Volume 9, Number 1 (1982)
Articles

Slope Stability and Land Use in Mountain Valleys

R. H. Eisbacher
Geological Survey of Canada, Vancouver, B.C.

Publié-e 1982-03-03

Comment citer

Eisbacher, R. H. (1982). Slope Stability and Land Use in Mountain Valleys. Geoscience Canada, 9(1). Consulté à l’adresse https://journals.lib.unb.ca/index.php/GC/article/view/3280

Résumé

Recreational activities and increasing resource development in the highest parts of the Canadian Cordillera will result in permanent high-density settlements along the flanks of hitherto secluded mountain valleys. In this environment the possibility of damage to human works, such as transportation routes and towns, by debris flows or large-scale slope failure has to be appraised, preferably prior to the onset of major construction activity. Two millennia of documented adjustments of settlement pattern to a variety of slope conditions in the densely populated European Alps offer a number of alternatives in approaching this problem by active (technical) or passive (zoning) measures and by the recognition of the residual risk. For areas of proposed permanent housing, mass movements with a projected rate of recurrence of more than one event in 100 to 300 years should be assessed seriously.

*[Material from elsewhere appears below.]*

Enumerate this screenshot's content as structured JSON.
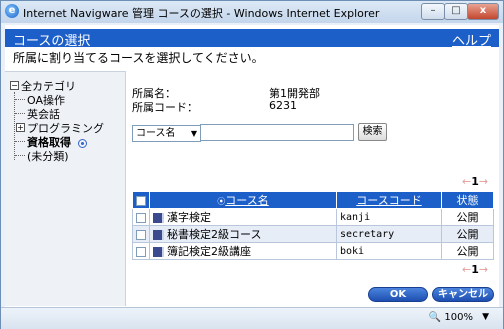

In precipitous mountain valleys there are very few areas for which risk can be assumed to be nil - particularly if projected time intervals are in excess of 500 years. A certain amount of residual risk thus has to be accepted by those inhabiting or moving through high mountain terrain. Quality of sloping terrain will also figure increasingly in comprehensive resource management (forests, tourism, fishing, and transportation).